There have already been reports that weapons are being smuggled into Syria, including from strongly Sunni regions in Iraq. In Homs, where an estimated 400 people have been killed since the regime’s assault began on February 3, Hussein Nader, an activist speaking to Reuters via satellite phone, said: "They are hitting the same spots several consecutive times, making venturing out there impossible. The shelling was heavy in the morning and now it is one rocket every 15 minutes or so. Residents are trapped.”
Mr Nader said that a man who had been in a truck picking wounded people up in the Bab Amr district overnight had sustained severe burns when the vehicle was hit by rocket fire, and was dying and needed hospital treatment.

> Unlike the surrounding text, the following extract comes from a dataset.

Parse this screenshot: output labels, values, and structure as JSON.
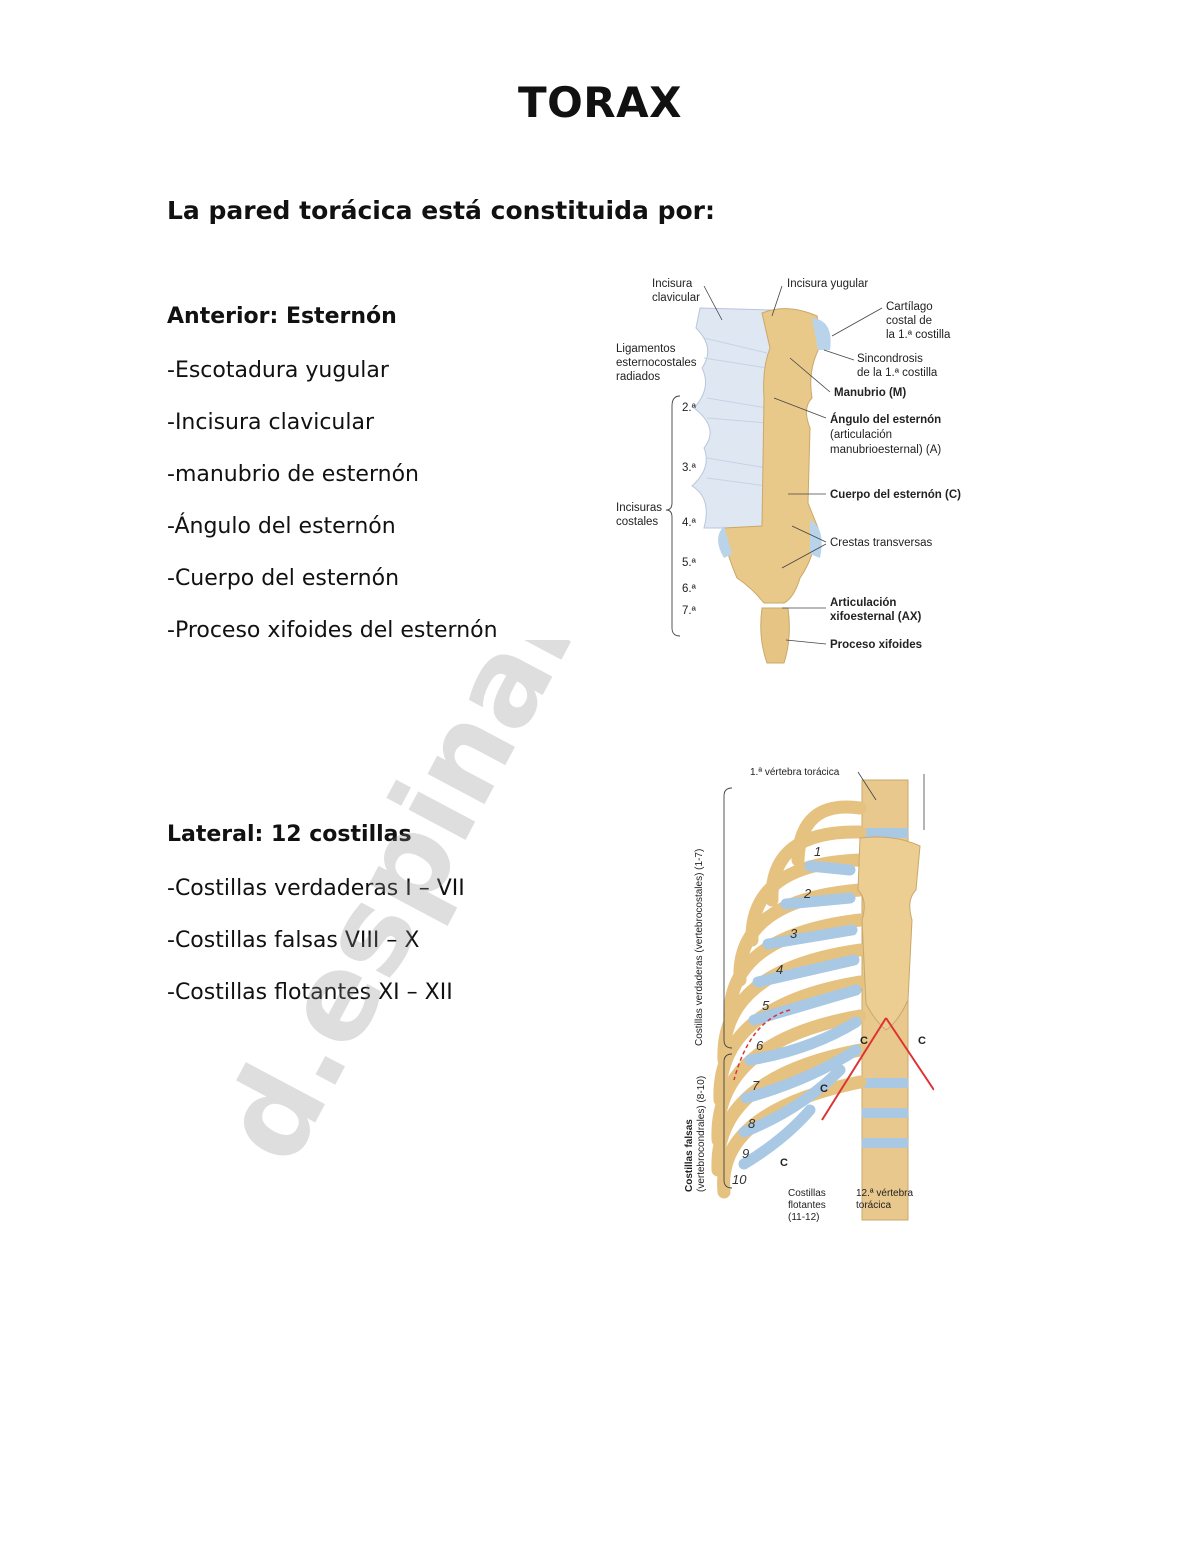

Another activist in the city, Mohammed Al-Homsi, said there were food and fuel shortages, that prices had tripled, and that regime forces were setting up roadblocks round opposition neighbourhoods. Mohammad al-Mohammad, a doctor at a makeshift Bab Amr hospital appeared in a video with a young man he said had been wounded by sniper fire.
“This is a critical condition that needs transportation to a proper hospital,” he said "We appeal to anyone with conscience to intervene to stop the massacres of Bashar al-Assad and his cohorts."
In New York, diplomats said a non-binding UN General Assembly resolution supporting the dispatch of a joint UN-Arab league envoy to Syria could be voted on today or tomorrow.